What happens next, you may ask? Unfortunately, I do not have an answer to that question. Either I’ll hit a major breakthrough in the not-too-distant future; or they’ll find me alone in my apartment, wearing a white dress, sexually repressed, and writing poems about how sexually repressed I am. At this point, the only detail missing from this scene is the white dress.

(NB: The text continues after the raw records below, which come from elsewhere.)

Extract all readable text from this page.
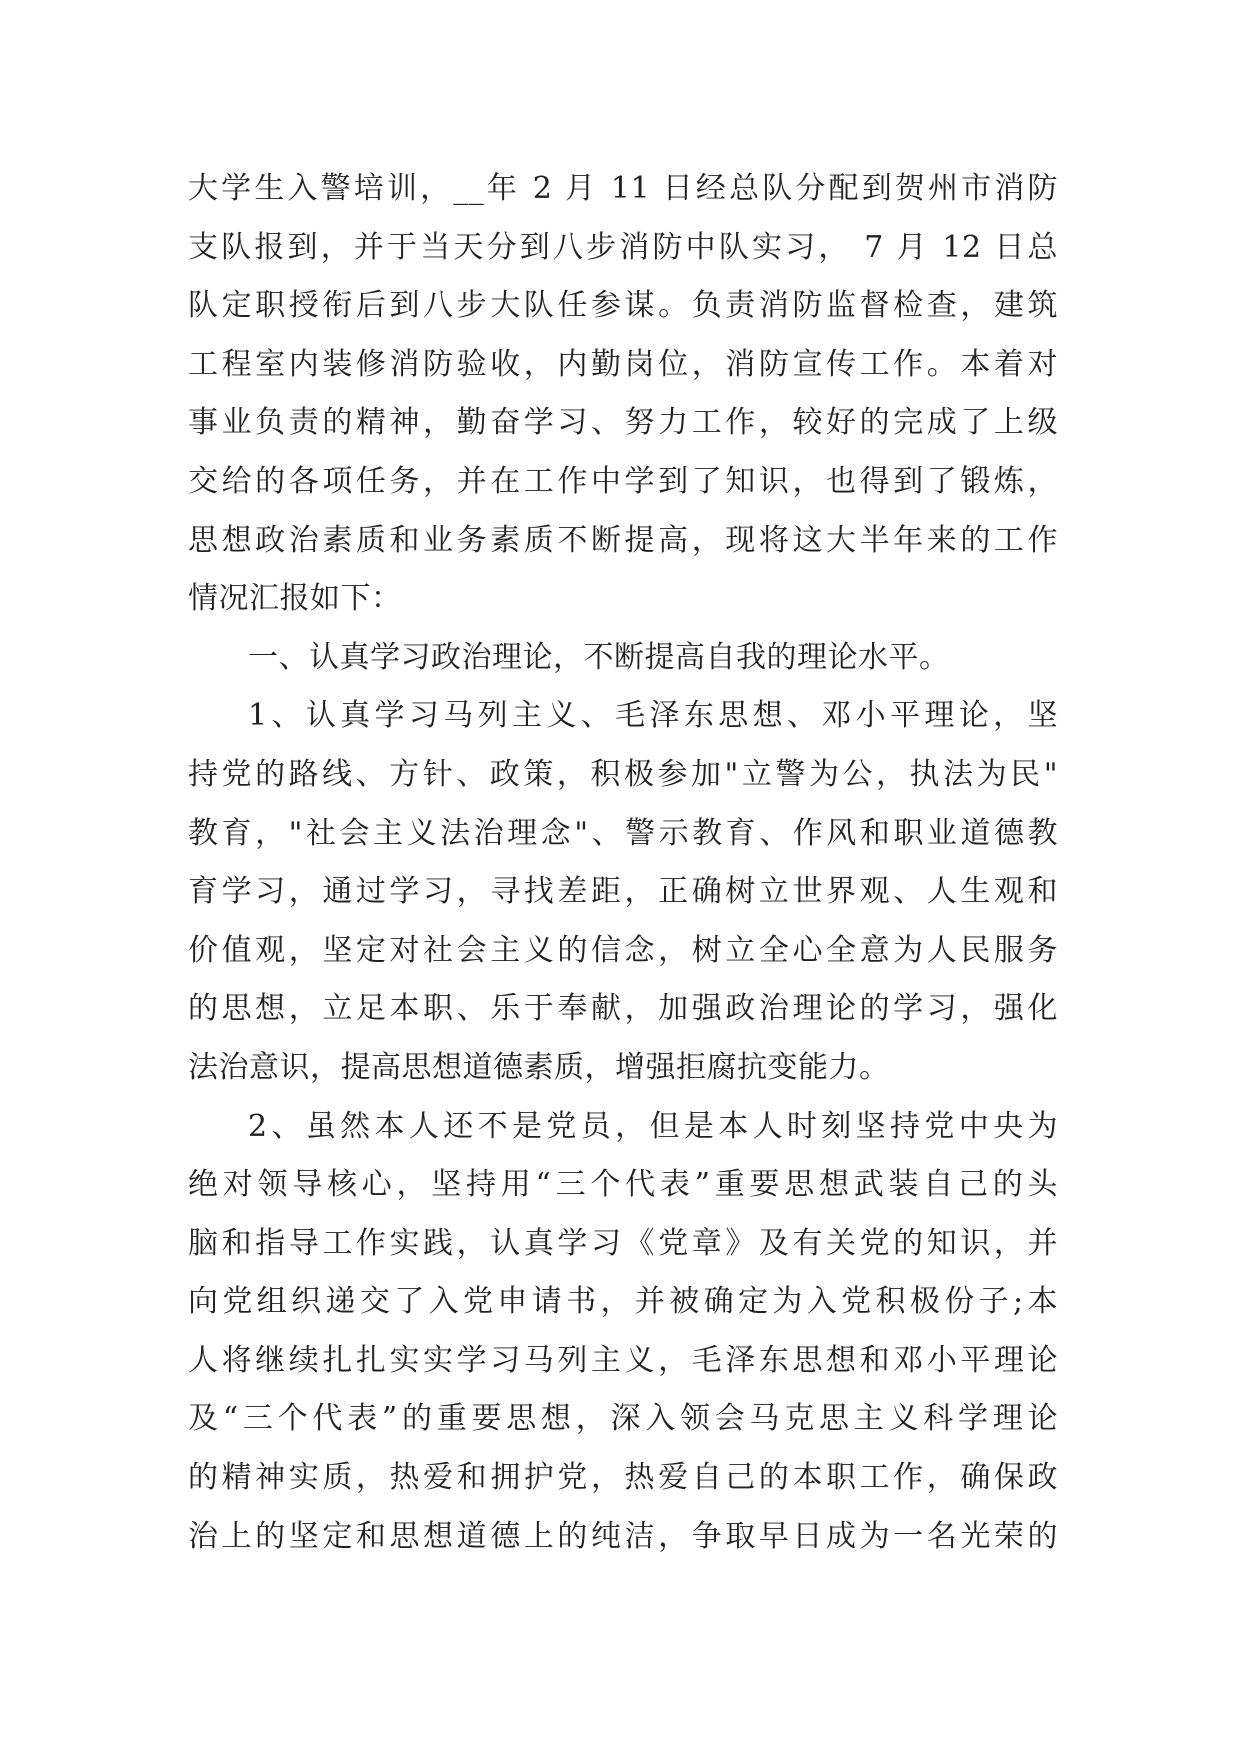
大学生入警培训，__年 2 月 11 日经总队分配到贺州市消防
支队报到，并于当天分到八步消防中队实习， 7 月 12 日总
队定职授衔后到八步大队任参谋。负责消防监督检查，建筑
工程室内装修消防验收，内勤岗位，消防宣传工作。本着对
事业负责的精神，勤奋学习、努力工作，较好的完成了上级
交给的各项任务，并在工作中学到了知识，也得到了锻炼，
思想政治素质和业务素质不断提高，现将这大半年来的工作
情况汇报如下：
一、认真学习政治理论，不断提高自我的理论水平。
1、认真学习马列主义、毛泽东思想、邓小平理论，坚
持党的路线、方针、政策，积极参加"立警为公，执法为民"
教育，"社会主义法治理念"、警示教育、作风和职业道德教
育学习，通过学习，寻找差距，正确树立世界观、人生观和
价值观，坚定对社会主义的信念，树立全心全意为人民服务
的思想，立足本职、乐于奉献，加强政治理论的学习，强化
法治意识，提高思想道德素质，增强拒腐抗变能力。
2、虽然本人还不是党员，但是本人时刻坚持党中央为
绝对领导核心，坚持用“三个代表”重要思想武装自己的头
脑和指导工作实践，认真学习《党章》及有关党的知识，并
向党组织递交了入党申请书，并被确定为入党积极份子;本
人将继续扎扎实实学习马列主义，毛泽东思想和邓小平理论
及“三个代表”的重要思想，深入领会马克思主义科学理论
的精神实质，热爱和拥护党，热爱自己的本职工作，确保政
治上的坚定和思想道德上的纯洁，争取早日成为一名光荣的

Which brings me back to my original question: why don’t I write more? What, exactly, is standing in my way? In many regards, it’s my own conviction that what I imagine isn’t good enough; and yet, in others, it’s a more deeply rooted question that is linked to an assumption that the scope of my obsessions (love, sex, the divine, ecstasy) are too narrow, in the sense that I focus on my experiences as a gay man; growing up in the South; coming out in a small town; and then finding myself while attending a university that, at times, can simultaneously be a bastion of liberal thought and conservative idealism.
And so I’m led to the conclusion that mine is not an issue of skill, or really a lack of self-confidence in my abilities as a writer; but rather an inability to face myself; an unwillingness to come to terms with my reality; and an aversion to indicting society on the grounds of what I see as unjust for fear of the inevitable backlash. But isn’t that the principal function of writing, of all art?
For me, what is needed is an injunction against fear, judgement, and criticism.
Recently, I finished Louise Glück’s collection, Vita Nova. I would like to leave you with just one poem (of many), relevant to this essay:
I stood at the gate of a rich city.
I had everything the gods required;
of preparation had been long.
And the moment was the right moment,
the moment assigned to me.
The moment was the right moment;
the words trembled that were
the right words. Trembled —
and I knew that if I failed to answer
quickly enough, I would be turned away.